Assolti. La formula è quella della vecchia insufficienza di prove, ma basta a provocare l’euforia di Lamberto Bartolucci e Franco Ferri, gli ultimi due generali dell’Aeronautica militare sotto processo per la strage di Ustica. Processo che a mezzo secolo dalla strage – è bene ricordarlo – non riguardava le cause dell’abbattimento del Dc 9 Itavia e gli autori. Ma puntava ai depistatori, quelli che avrebbero impedito di accertare la verità nascondendo lo scenario di guerra in cui si venne a trovare il volo Itavia 870 tra Bologna e Palermo con 81 persone a bordo. Ma ieri pomeriggio, dopo un processo lampo e cinque ore di camera di consiglio, la prima corte di Assise d’appello di Roma (presidente Antonio Cappiello) è andata oltre la sentenza di primo grado che aveva dichiarato prescritti i reati di Bartolucci, ex capo di stato maggiore dell’Aeronautica, e Ferri, ex vicecapo, assolvendo invece i generali Zeno Tascio e Corrado Melillo. Cala così il sipario giudiziario su 25 anni di coperture eccellenti, anche se la pubblica accusa e gli avvocati di parte civile annunciano che alla lettura delle motivazioni tenteranno il ricorso in Cassazione. «Dobbiamo capire in che punto le prove che avevamo raccolto sono state dichiarate insufficienti, visto che in primo grado avevano retto», è il primo commento dei magistrati d’accusa Erminio Amelio e Maria Monteleone. Mentre le parti civili, attraverso l’avvocato Alfredo Galasso, parlano di «sentenza profondamente ingiusta» e di «pena profonda per una conclusione in cui nessuno ha responsabilità». In primo grado la corte d’Assise aveva derubricato le accuse a Bartolucci e Ferri da attentato agli organi costituzionali e tradimento a turbamento dell’esercizio delle prerogative del governo. Venticinque anni fa avrebbero omesso di riferire alle autorità politiche i risultati delle analisi sui tracciati radar di Fiumicino/Ciampino escludendo in una successiva nota scritta il coinvolgimento di altri aerei in quel tratto di cielo. In secondo come già in primo grado l’accusa aveva chiesto per entrambi i generali una condanna a sei anni e nove mesi di carcere.

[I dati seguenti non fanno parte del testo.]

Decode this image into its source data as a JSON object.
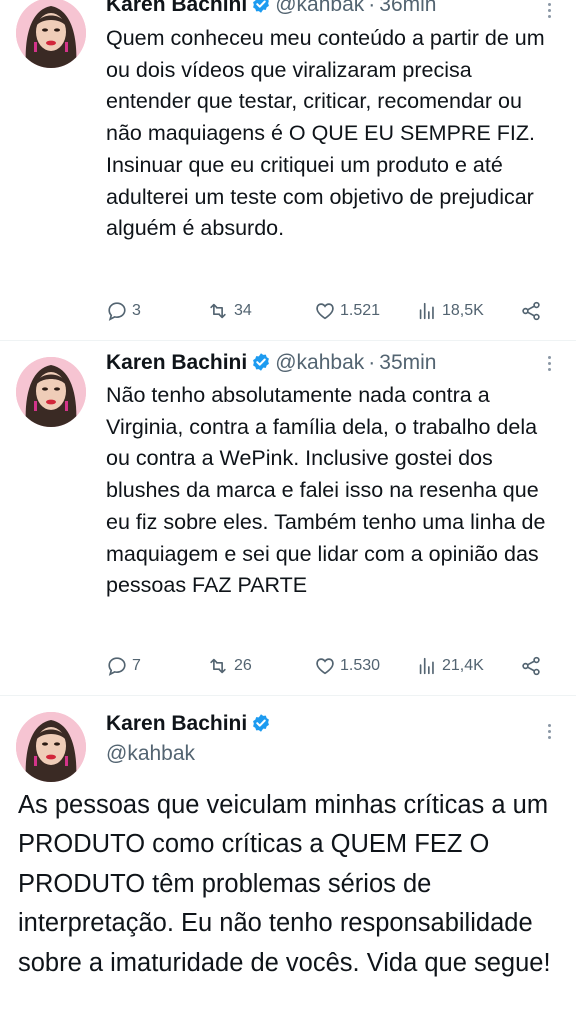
{
  "tweets": [
    {
      "name": "Karen Bachini",
      "handle": "@kahbak",
      "time": "36min",
      "text": "Quem conheceu meu conteúdo a partir de um ou dois vídeos que viralizaram precisa entender que testar, criticar, recomendar ou não maquiagens é O QUE EU SEMPRE FIZ. Insinuar que eu critiquei um produto e até adulterei um teste com objetivo de prejudicar alguém é absurdo.",
      "replies": "3",
      "retweets": "34",
      "likes": "1.521",
      "views": "18,5K"
    },
    {
      "name": "Karen Bachini",
      "handle": "@kahbak",
      "time": "35min",
      "text": "Não tenho absolutamente nada contra a Virginia, contra a família dela, o trabalho dela ou contra a WePink. Inclusive gostei dos blushes da marca e falei isso na resenha que eu fiz sobre eles. Também tenho uma linha de maquiagem e sei que lidar com a opinião das pessoas FAZ PARTE",
      "replies": "7",
      "retweets": "26",
      "likes": "1.530",
      "views": "21,4K"
    }
  ],
  "focus_tweet": {
    "name": "Karen Bachini",
    "handle": "@kahbak",
    "text": "As pessoas que veiculam minhas críticas a um PRODUTO como críticas a QUEM FEZ O PRODUTO têm problemas sérios de interpretação. Eu não tenho responsabilidade sobre a imaturidade de vocês. Vida que segue!"
  },
  "separator": "·",
  "colors": {
    "text": "#0f1419",
    "secondary": "#536471",
    "verified": "#1d9bf0",
    "divider": "#eff3f4"
  },
  "icons": [
    "reply-icon",
    "retweet-icon",
    "like-icon",
    "views-icon",
    "share-icon",
    "verified-badge-icon",
    "more-icon"
  ]
}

Dal primo depistaggio arrivato poche ore dopo l’affondamento del Dc 9 con una telefonata a nome dei Nar che anni dopo fu attribuita al cosiddetto «super Sismi», alla teoria del «cedimento strutturale», ai risultati delle varie commissioni d’inchiesta seguite al recupero del relitto che hanno sempre parlato di un missile, salvo poi essere smentite da successive ritrattazioni dei periti, alle morti sospette come quelle del radarista di Grosseto Mario Alberto Dettori (suicidio) e del colonnello pilota Mario Naldini in volo la sera del 27 giugno `80 (morto otto anni dopo nell’incidente di Ramstein con le Frecce Tricolore), la strage di Ustica è sempre andata a sbattere contro il «Muro di gomma», come da titolo del film che nel 1991 riprese le inchieste giornalistiche del Corriere della Sera e di questo giornale.

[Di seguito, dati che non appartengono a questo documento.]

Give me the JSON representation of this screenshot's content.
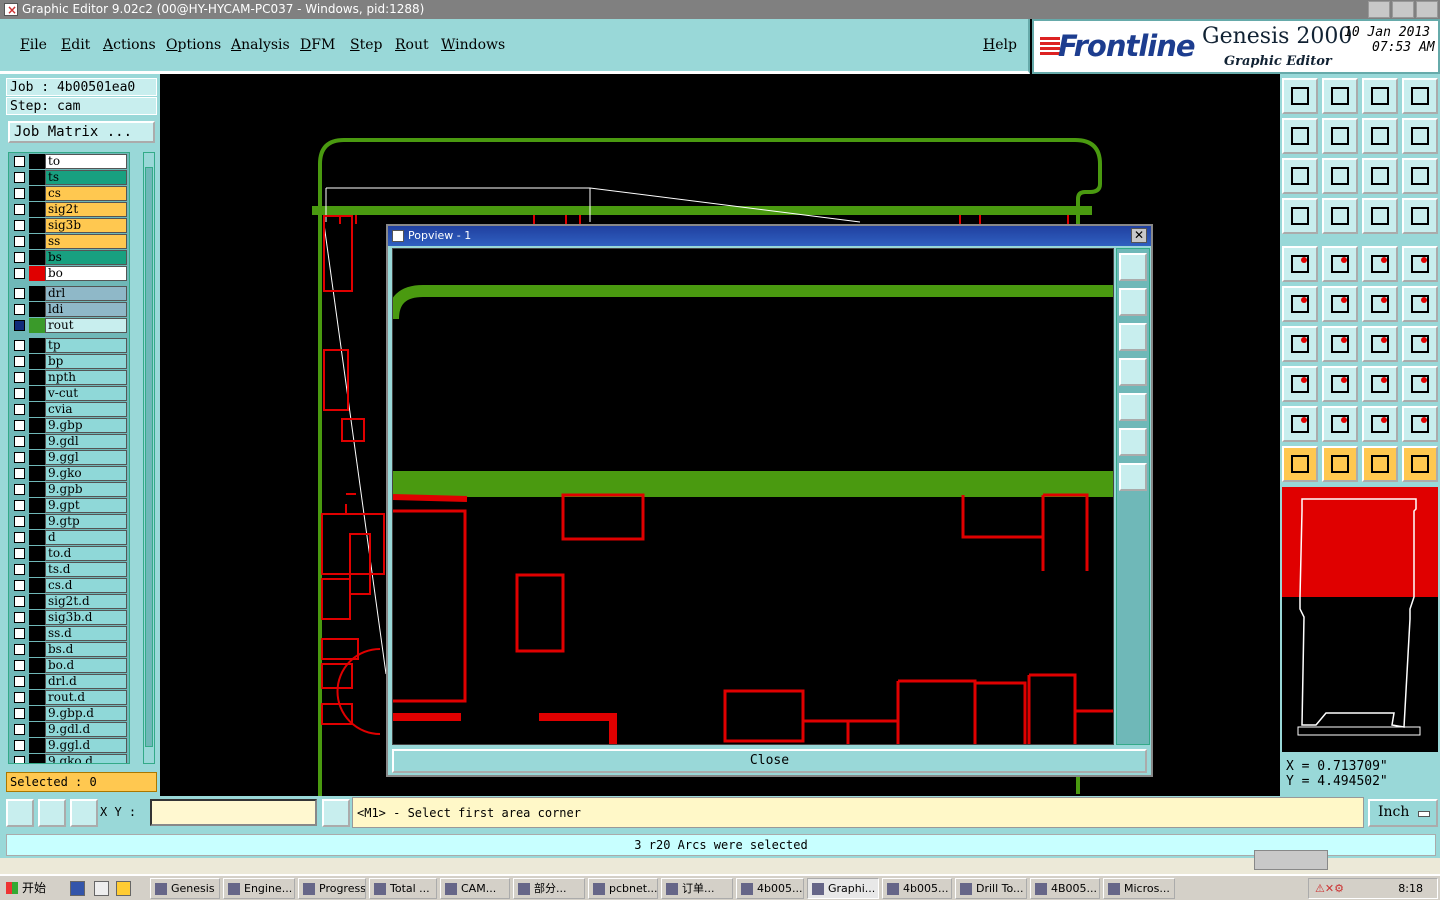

Eppure dall’ultima assoluzione il governo in carica trova ragioni di esultanza. Nonostante nemmeno questa volta vengano messe in dubbio le conclusioni del giudice istruttore Priore che parlavano di abbattimento. E nonostante nessun governo italiano, dal 1980 a oggi, sia stato in grado di chiedere agli alleati militari di Stati uniti, Francia e Gran Bretagna che molto sanno di quello che accadde nei cieli italiani quella notte, una collaborazione nella ricerca della verità. Niente di tutto ciò può frenare l’entusiasmo del ministro della difesa Martino (Forza Italia), «certamente molto soddisfatto che si chiuda, a distanza di anni, in modo soddisfacente una vicenda per questi due generali che la magistratura ha giudicato incolpevoli».